Il comandante prese il comando dell'imbarcazione aiutato da Magnanini e dal primo ufficiale. Dopo un'ora circa, portandoci ora più vicino ed ora più lontano dalla nostra Andrea Doria, una segnalazione a lampeggio ci pervenne dalla Ile de France. Ci chiamavano. L'ufficiale rispose ed il comandante chiese che cosa dicevano. Non comprendevano i nostri segnali: rispondevano 'Kappa'. Disse allora il comandante: 'Dica <You can go> (potete andare)' L'ufficiale trasmise. L'Ile de France sostò ancora per circa un'ora.
Gli ultimi secondi dell'Andrea DoriaNel cielo parecchi velivoli saettavano da una parte all'altra. Attorno, sul mare, si contavano sette od otto navi soccorritrici, comprese quelle della Marina Americana. I motoscafi militari ci venivano da presso chiedendo se ci occorreva nulla. Ci hanno dato medicinali e sigarette.
Il comandante volle un po' d'acqua che fu prelevata dalla nostra stessa riserva. Il sole d'un tratto ci illuminò spuntando fra le ciminiere dell'Ile de France. Noi eravamo a cento metri circa dalla nave francese e da altrettanti dall'Andrea Doria.
Prima un fischio, poi un secondo, poi un terzo: l'Ile de France partiva. In quello stesso istante un apparecchio bassissimo passava sull'Ile de France, su di noi e sul Doria.

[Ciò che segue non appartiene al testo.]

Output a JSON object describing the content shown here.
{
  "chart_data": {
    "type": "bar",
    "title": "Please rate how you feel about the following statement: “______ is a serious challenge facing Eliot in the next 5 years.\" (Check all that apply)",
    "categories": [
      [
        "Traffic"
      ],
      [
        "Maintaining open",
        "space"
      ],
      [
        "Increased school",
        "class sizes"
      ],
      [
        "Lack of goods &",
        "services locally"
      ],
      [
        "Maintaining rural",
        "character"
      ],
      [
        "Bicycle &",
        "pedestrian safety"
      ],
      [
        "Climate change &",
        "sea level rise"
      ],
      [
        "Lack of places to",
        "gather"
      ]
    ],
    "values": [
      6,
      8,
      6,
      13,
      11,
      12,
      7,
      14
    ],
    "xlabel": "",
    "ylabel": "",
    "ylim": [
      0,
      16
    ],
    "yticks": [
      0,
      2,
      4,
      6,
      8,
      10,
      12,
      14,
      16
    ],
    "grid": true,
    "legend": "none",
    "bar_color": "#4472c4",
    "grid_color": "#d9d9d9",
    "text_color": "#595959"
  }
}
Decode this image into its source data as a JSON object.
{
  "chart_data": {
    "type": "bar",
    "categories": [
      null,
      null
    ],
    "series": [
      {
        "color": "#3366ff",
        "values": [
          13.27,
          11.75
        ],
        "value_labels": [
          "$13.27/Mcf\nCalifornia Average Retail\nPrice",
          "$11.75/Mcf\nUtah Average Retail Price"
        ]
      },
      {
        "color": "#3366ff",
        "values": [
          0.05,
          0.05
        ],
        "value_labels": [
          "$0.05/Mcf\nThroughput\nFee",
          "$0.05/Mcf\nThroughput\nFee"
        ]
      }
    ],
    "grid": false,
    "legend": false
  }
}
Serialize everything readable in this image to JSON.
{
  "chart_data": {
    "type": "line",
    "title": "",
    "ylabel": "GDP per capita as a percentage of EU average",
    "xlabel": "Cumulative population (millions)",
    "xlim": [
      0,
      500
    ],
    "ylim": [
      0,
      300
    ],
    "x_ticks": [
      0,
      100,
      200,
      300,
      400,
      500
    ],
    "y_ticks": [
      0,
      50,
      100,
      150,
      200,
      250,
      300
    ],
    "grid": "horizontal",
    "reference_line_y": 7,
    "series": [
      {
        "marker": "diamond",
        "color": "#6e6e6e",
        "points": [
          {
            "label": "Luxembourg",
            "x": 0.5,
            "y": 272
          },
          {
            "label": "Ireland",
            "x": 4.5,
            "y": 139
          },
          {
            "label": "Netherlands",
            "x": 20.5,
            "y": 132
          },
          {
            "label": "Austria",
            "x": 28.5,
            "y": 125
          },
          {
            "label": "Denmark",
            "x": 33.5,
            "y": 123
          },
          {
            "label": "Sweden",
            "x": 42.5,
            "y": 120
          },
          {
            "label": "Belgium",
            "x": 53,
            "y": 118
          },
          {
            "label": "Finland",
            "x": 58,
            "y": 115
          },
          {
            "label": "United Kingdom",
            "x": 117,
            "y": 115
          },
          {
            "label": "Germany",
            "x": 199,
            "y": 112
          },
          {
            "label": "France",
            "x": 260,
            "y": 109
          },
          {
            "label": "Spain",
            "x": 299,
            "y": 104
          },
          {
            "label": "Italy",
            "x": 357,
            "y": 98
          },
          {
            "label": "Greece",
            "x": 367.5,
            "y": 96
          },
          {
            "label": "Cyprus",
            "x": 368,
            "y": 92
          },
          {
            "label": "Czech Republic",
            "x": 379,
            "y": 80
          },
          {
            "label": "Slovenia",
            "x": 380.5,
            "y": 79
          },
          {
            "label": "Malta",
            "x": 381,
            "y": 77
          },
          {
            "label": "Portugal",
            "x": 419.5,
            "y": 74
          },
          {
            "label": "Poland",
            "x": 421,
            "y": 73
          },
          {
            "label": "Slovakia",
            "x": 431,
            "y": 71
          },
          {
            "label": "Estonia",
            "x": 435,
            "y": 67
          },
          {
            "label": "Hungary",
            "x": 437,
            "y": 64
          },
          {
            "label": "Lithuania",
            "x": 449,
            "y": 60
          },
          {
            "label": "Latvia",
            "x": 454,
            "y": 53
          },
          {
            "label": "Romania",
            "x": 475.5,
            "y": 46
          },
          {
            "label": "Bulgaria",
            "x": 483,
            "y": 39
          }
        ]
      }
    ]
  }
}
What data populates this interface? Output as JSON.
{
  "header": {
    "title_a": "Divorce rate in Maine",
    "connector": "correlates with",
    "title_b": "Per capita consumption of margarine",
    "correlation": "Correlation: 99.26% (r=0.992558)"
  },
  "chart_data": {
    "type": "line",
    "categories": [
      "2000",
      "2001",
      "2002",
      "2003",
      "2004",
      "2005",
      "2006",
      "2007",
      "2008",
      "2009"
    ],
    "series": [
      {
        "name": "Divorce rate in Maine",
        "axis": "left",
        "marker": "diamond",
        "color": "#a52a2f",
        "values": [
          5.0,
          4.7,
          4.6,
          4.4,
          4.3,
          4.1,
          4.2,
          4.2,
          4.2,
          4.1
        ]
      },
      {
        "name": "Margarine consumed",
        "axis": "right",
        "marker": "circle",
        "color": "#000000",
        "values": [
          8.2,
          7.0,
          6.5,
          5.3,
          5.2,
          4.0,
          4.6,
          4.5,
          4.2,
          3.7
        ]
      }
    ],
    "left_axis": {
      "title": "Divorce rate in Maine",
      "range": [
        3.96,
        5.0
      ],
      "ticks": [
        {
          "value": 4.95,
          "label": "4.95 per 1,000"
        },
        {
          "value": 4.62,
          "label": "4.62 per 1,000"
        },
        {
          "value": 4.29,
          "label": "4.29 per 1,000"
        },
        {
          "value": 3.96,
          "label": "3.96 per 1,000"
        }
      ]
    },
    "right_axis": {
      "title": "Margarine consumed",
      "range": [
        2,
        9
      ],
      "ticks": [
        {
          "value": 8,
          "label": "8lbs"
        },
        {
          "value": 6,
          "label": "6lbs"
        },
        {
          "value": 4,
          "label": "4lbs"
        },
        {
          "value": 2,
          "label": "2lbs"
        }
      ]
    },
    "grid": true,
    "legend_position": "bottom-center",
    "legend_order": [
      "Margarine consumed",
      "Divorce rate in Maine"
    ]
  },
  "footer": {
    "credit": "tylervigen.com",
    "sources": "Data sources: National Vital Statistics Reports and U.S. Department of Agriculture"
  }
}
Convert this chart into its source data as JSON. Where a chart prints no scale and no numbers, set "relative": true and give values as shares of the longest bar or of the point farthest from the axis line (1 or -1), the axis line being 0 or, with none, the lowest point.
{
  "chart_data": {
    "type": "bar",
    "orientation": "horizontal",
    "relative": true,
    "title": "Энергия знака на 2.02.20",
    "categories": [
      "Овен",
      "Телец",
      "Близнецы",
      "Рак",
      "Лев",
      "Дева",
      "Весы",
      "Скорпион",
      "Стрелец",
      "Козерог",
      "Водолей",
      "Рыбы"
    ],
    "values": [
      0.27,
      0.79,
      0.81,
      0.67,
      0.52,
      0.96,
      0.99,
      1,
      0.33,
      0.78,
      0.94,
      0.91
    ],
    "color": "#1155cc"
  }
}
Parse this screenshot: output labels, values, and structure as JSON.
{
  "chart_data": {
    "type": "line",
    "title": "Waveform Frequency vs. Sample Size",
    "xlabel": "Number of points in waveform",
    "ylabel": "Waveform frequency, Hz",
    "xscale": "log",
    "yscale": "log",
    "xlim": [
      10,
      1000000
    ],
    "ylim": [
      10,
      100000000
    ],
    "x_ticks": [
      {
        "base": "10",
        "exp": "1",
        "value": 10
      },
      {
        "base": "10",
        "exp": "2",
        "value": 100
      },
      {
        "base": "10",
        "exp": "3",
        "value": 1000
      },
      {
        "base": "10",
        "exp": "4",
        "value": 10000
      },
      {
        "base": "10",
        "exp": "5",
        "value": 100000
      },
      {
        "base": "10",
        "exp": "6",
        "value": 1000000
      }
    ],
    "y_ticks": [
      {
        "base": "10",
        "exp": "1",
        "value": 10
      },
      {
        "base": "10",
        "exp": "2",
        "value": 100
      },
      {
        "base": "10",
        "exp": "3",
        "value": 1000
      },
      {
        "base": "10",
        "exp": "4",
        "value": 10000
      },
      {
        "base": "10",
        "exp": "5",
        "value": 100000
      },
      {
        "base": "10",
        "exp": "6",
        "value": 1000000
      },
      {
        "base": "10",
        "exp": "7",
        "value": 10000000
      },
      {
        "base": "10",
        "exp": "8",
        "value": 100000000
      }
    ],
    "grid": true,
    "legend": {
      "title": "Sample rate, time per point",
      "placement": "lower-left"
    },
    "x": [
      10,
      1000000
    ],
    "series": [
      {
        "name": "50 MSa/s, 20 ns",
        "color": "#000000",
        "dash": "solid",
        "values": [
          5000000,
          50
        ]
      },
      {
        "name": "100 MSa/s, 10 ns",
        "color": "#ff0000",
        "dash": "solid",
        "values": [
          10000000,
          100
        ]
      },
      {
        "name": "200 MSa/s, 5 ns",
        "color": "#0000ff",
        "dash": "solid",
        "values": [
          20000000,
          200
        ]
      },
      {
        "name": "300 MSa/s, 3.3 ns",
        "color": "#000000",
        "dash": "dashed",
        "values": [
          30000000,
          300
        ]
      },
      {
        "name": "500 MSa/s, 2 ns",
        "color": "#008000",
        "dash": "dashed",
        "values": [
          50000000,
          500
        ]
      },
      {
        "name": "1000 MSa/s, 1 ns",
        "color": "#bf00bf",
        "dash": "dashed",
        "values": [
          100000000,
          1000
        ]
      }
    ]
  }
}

La nostra nave era bellissima, baciata per l'ultima volta dal sole nascente. Placida, mentre riposava sul fianco, l'acqua lambiva la sua ferita, lentamente la copriva. L'Ile de France scomparve nel cielo all'orizzonte. Gli apparecchi proseguivano il loro lavoro di ripresa. Sul mare le navi attendevano ancora. La nostra ed altre due imbarcazioni ora si riunivano ed ora si staccavano. Una lancia vuota vagava abbandonata. Un motoscafo della Marina girava sempre attorno.
Erano le otto. Il comandante volle rimanere solo con la sua imbarcazione facendoci sostituire alla voga da marinai in più che erano nelle altre due lance. Ci siamo così avviati verso la William Thomas che ci prese a bordo.
Dall'oblò guardavo l'ultima scena. Ancora un nodo alla gola. Com'è difficile piangere quando se ne sente tanto il bisogno! Alle nove partivamo anche noi. L'Andrea Doria era allora immersa fino alla vetrata. Le altre navi prendevano pure loro il via. Il comandante rimaneva in mare fino alla fine.
Il disastro che colpiva il cuore della nostra Marina Mercantile era compiuto. Tutti abbiamo fatto il nostre dovere».
Nonostante questo, a 24 anni di distanza la polemica è ancora aperta.